D’autres chefs d’Etats ont remis en cause ces clauses limitatives des mandats bien qu’inscrites dans leurs constitutions, au point que certains analystes considèrent que si en 1990 le vent de la démocratie avait soufflé en Afrique, aujourd’hui, c’est plutôt le vent de la modification des constitutions qui balaye le continent. Dans une chronique intitulée «l’inflation de la révision constitutionnelle : la nouvelle pathologie politique africaine», parue dans le magazine Camerounmonpays, la révision constitutionnelle est présentée comme «une technique d’établissement de la monopolisation du pouvoir par le chef de l’État (…) instrument de pérennisation du système politique». Les illustrations sont nombreuses, l’évolution de la situation actuelle au Mali avec le coup d’Etat contre Ibrahim Boubacar Keita, la violation de la constitution en côte d’ivoire et en Guinée avec l’annonce par les présidents Allassane Ouattara et Alpha Condé de leur décision de briguer un 3ème mandat en sont des illustrations.
L’élection présidentielle est celle de tous les dangers en Afrique parce qu’elle a pour enjeu la dévolution du pouvoir central, celui qui permet le contrôle des ressources. C’est pourquoi elle déchaîne tant de passions à l’intérieur comme à l’international. Il importe donc d’en finir avec le schéma hypocrite et anti-démocratique qui veut que lorsqu’on gagne la présidentielle, on a gagné «automatiquement» toutes les autres élections.
Après la succession de plusieurs cycles électoraux (élections fondatrices ou de la transition, ou de la consolidation) et l’enclenchement d’un début de routinisation de l’élection, les systèmes politiques ont pu, en tirant les leçons des scrutins successifs, inventer des systèmes électoraux qui s’emploient à réunir les conditions de l’expression sincère du pouvoir de suffrage.
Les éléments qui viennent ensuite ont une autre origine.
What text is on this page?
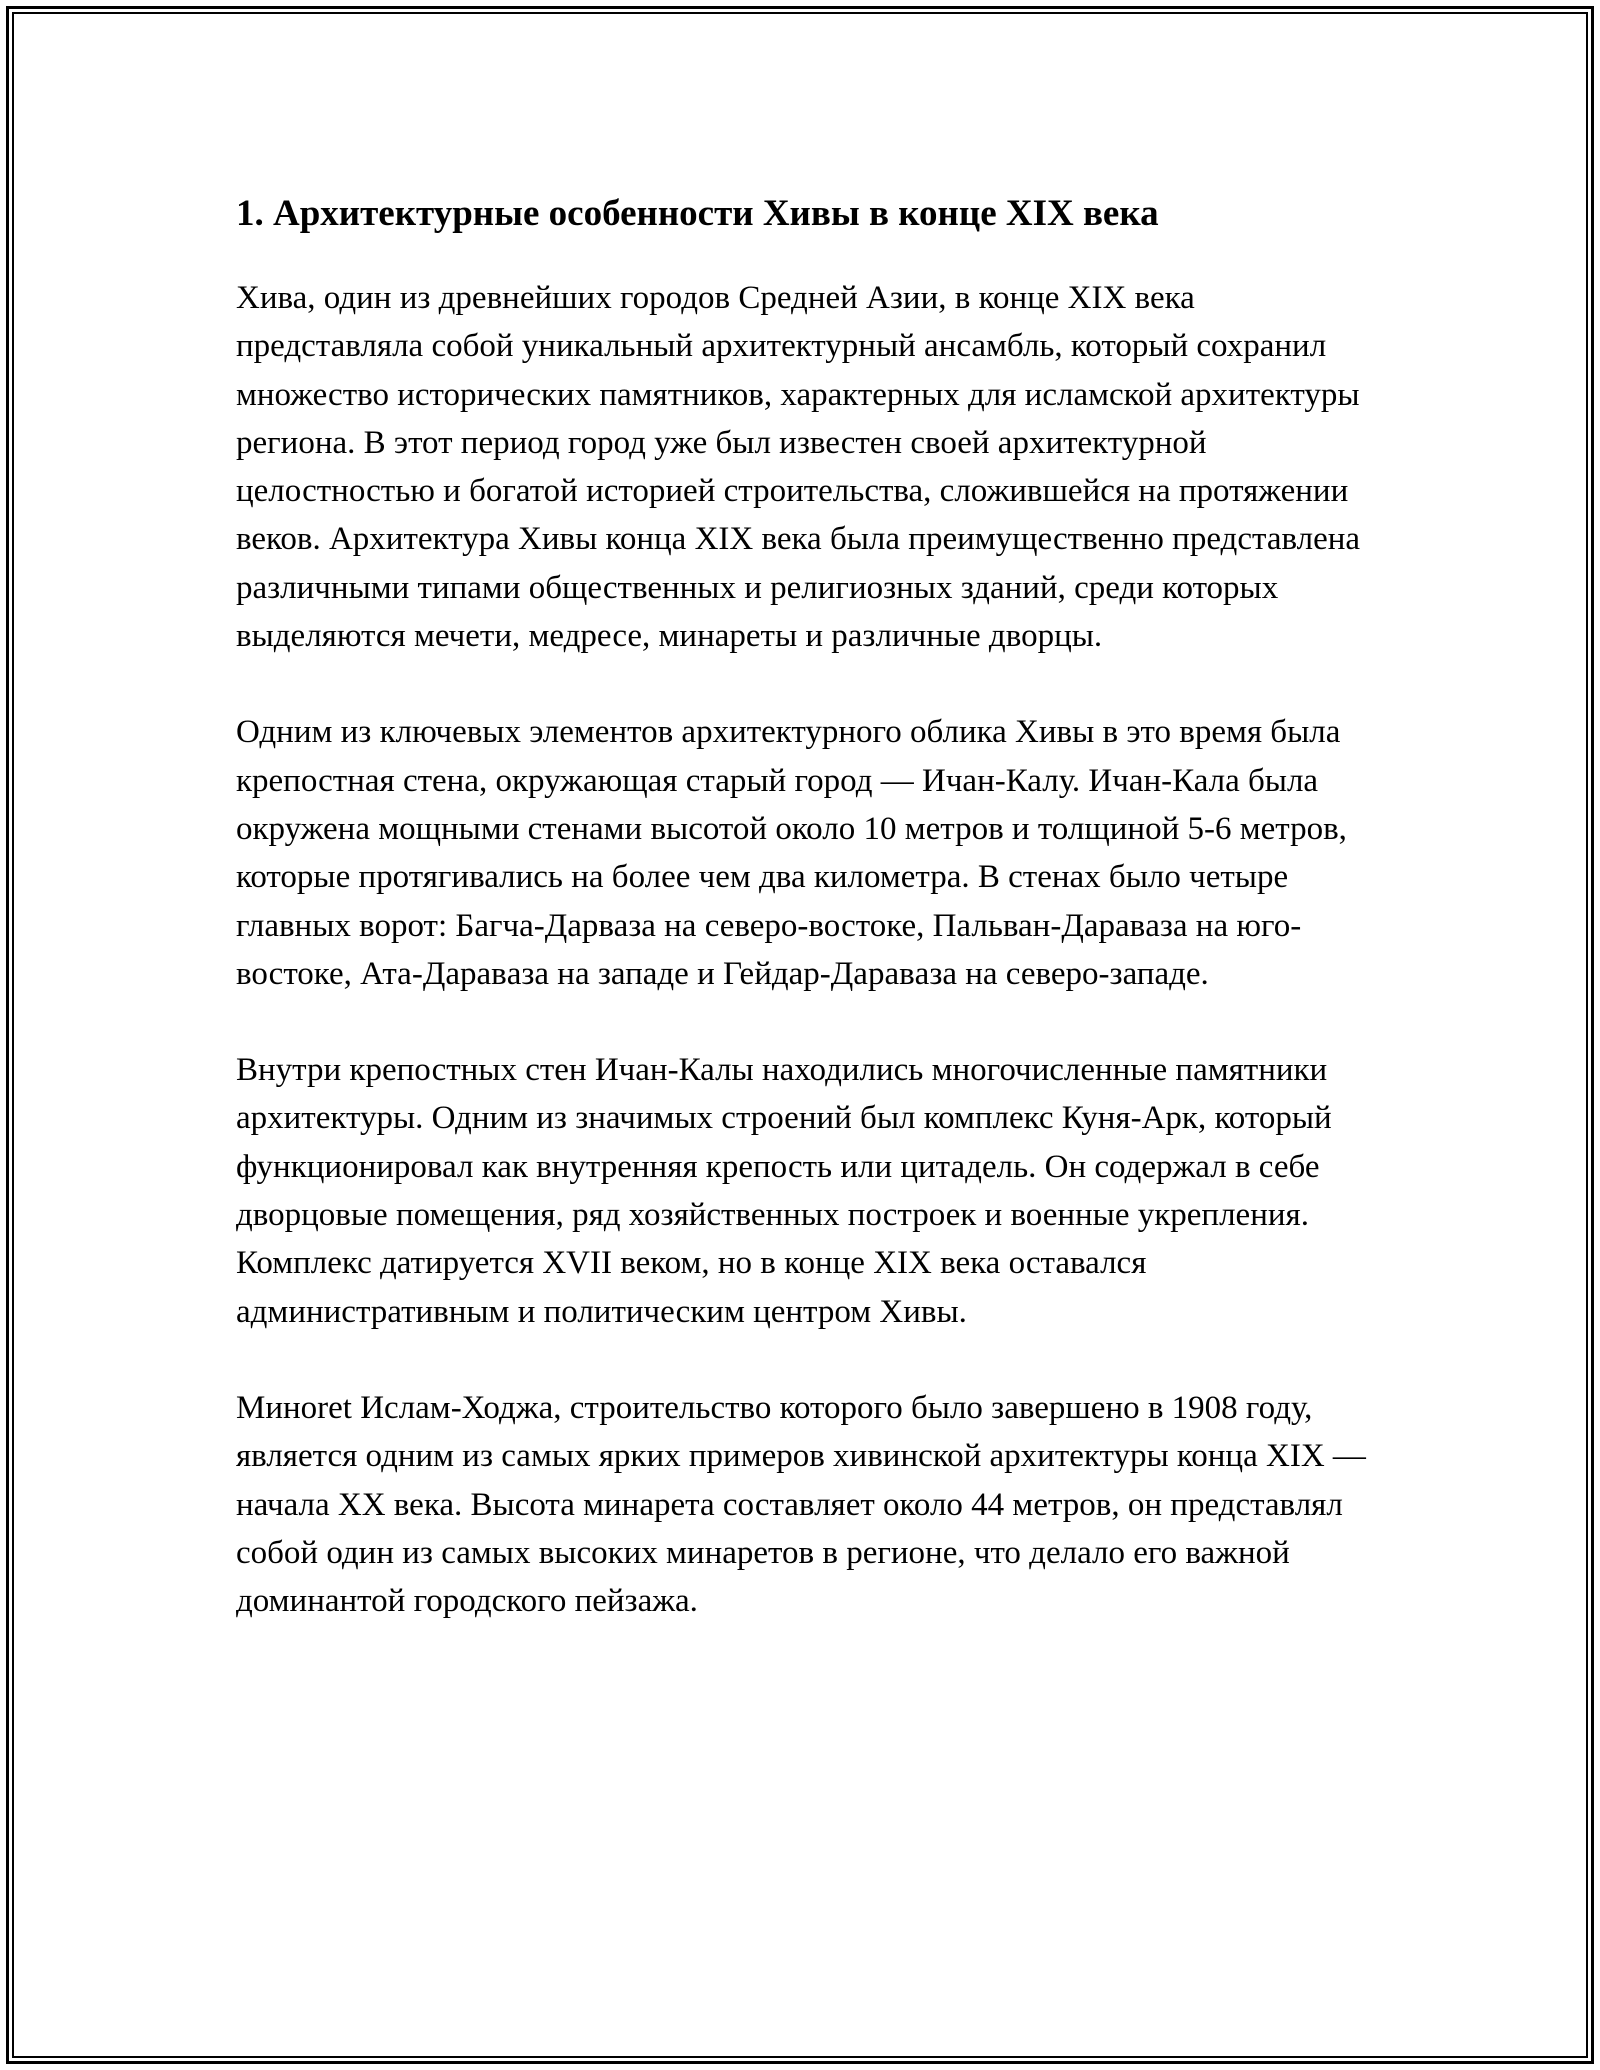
1. Архитектурные особенности Хивы в конце XIX века

Хива, один из древнейших городов Средней Азии, в конце XIX века представляла собой уникальный архитектурный ансамбль, который сохранил множество исторических памятников, характерных для исламской архитектуры региона. В этот период город уже был известен своей архитектурной целостностью и богатой историей строительства, сложившейся на протяжении веков. Архитектура Хивы конца XIX века была преимущественно представлена различными типами общественных и религиозных зданий, среди которых выделяются мечети, медресе, минареты и различные дворцы.

Одним из ключевых элементов архитектурного облика Хивы в это время была крепостная стена, окружающая старый город — Ичан-Калу. Ичан-Кала была окружена мощными стенами высотой около 10 метров и толщиной 5-6 метров, которые протягивались на более чем два километра. В стенах было четыре главных ворот: Багча-Дарваза на северо-востоке, Пальван-Даравaза на юго-востоке, Ата-Даравaза на западе и Гейдар-Даравaза на северо-западе.

Внутри крепостных стен Ичан-Калы находились многочисленные памятники архитектуры. Одним из значимых строений был комплекс Куня-Арк, который функционировал как внутренняя крепость или цитадель. Он содержал в себе дворцовые помещения, ряд хозяйственных построек и военные укрепления. Комплекс датируется XVII веком, но в конце XIX века оставался административным и политическим центром Хивы.

Миноret Ислам-Ходжа, строительство которого было завершено в 1908 году, является одним из самых ярких примеров хивинской архитектуры конца XIX — начала XX века. Высота минарета составляет около 44 метров, он представлял собой один из самых высоких минаретов в регионе, что делало его важной доминантой городского пейзажа.
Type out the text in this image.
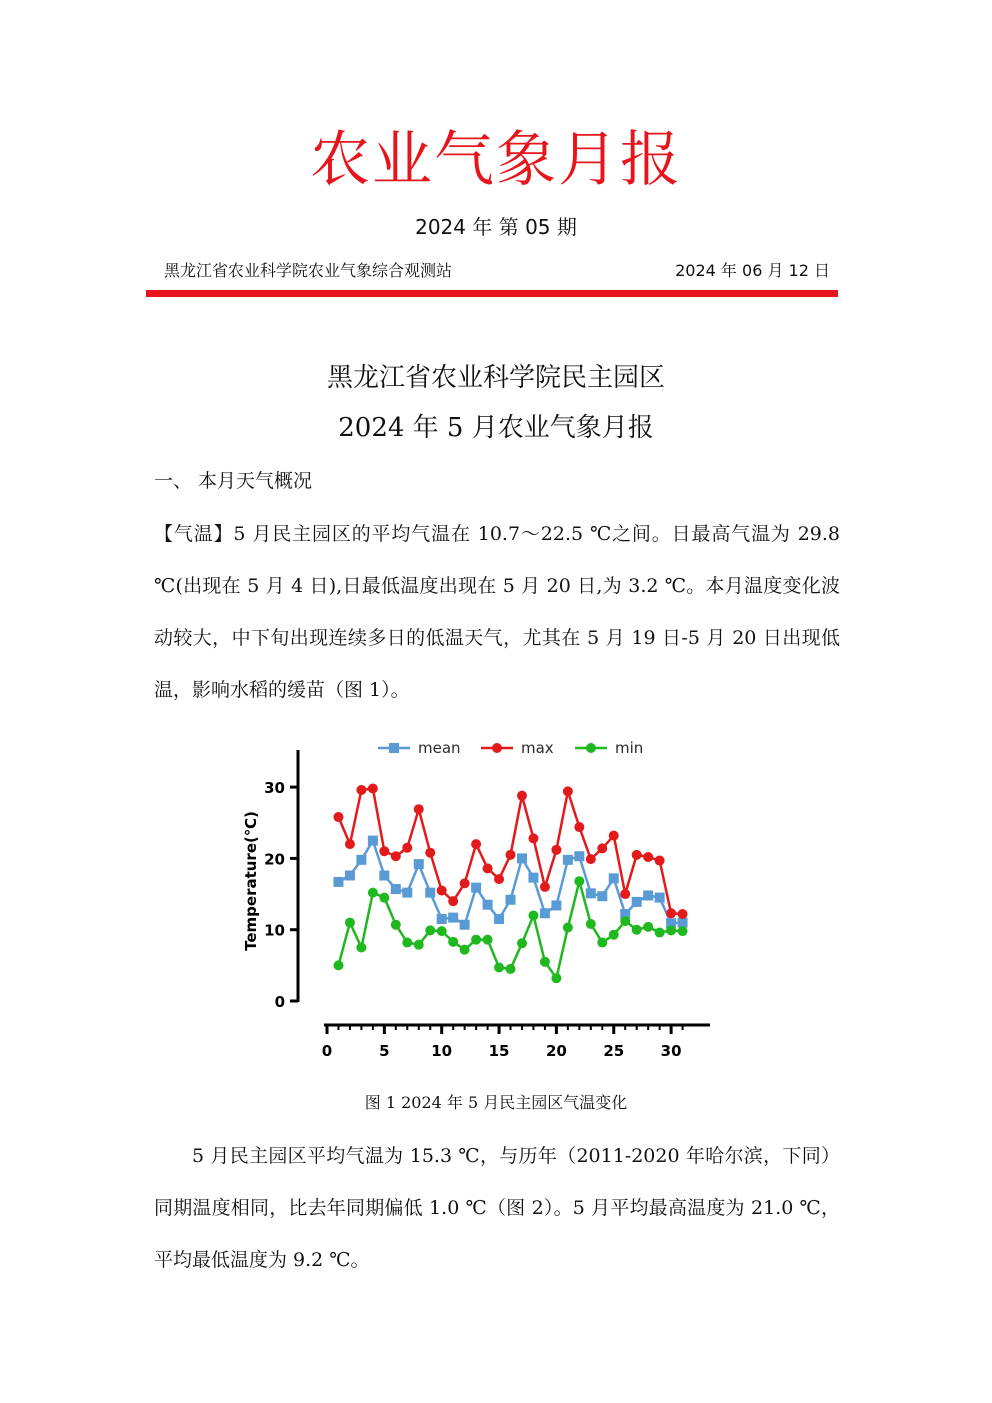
农业气象月报
2024 年 第 05 期
黑龙江省农业科学院农业气象综合观测站	2024 年 06 月 12 日
黑龙江省农业科学院民主园区
2024 年 5 月农业气象月报
一、 本月天气概况
【气温】5 月民主园区的平均气温在 10.7～22.5 ℃之间。日最高气温为 29.8 ℃(出现在 5 月 4 日),日最低温度出现在 5 月 20 日,为 3.2 ℃。本月温度变化波动较大，中下旬出现连续多日的低温天气，尤其在 5 月 19 日-5 月 20 日出现低温，影响水稻的缓苗（图 1）。
mean	max	min
0
10
20
30
0	5	10 15 20 25 30
Temperature(℃)
图 1 2024 年 5 月民主园区气温变化
5 月民主园区平均气温为 15.3 ℃，与历年（2011-2020 年哈尔滨，下同）同期温度相同，比去年同期偏低 1.0 ℃（图 2）。5 月平均最高温度为 21.0 ℃，平均最低温度为 9.2 ℃。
À cet égard, l’ingénierie électorale est un domaine où les États africains ont été le plus imaginatifs et le moins suivistes.
Il est indispensable que la RDC poursuive dans l’exception qu’elle a inaugurée en 2006 et qu’elle tienne le pari audacieux qu’elle s’est lancée à elle-même en 2018 d’organiser ses élections, exercices de souveraineté par excellence, sur fonds propres, en tenant compte des moyens dont elle dispose effectivement. Sans se laisser enivrer par ses ‘‘potentialités’’ ni aveugler par les promesses intéressées et rarement tenues des «maîtres auto-proclamés du monde».
Après tout, les élections ne sont pas la seule priorité. Il faut rationnaliser les dépenses à  leur consacrer en adoptant le suffrage le moins coûteux possible.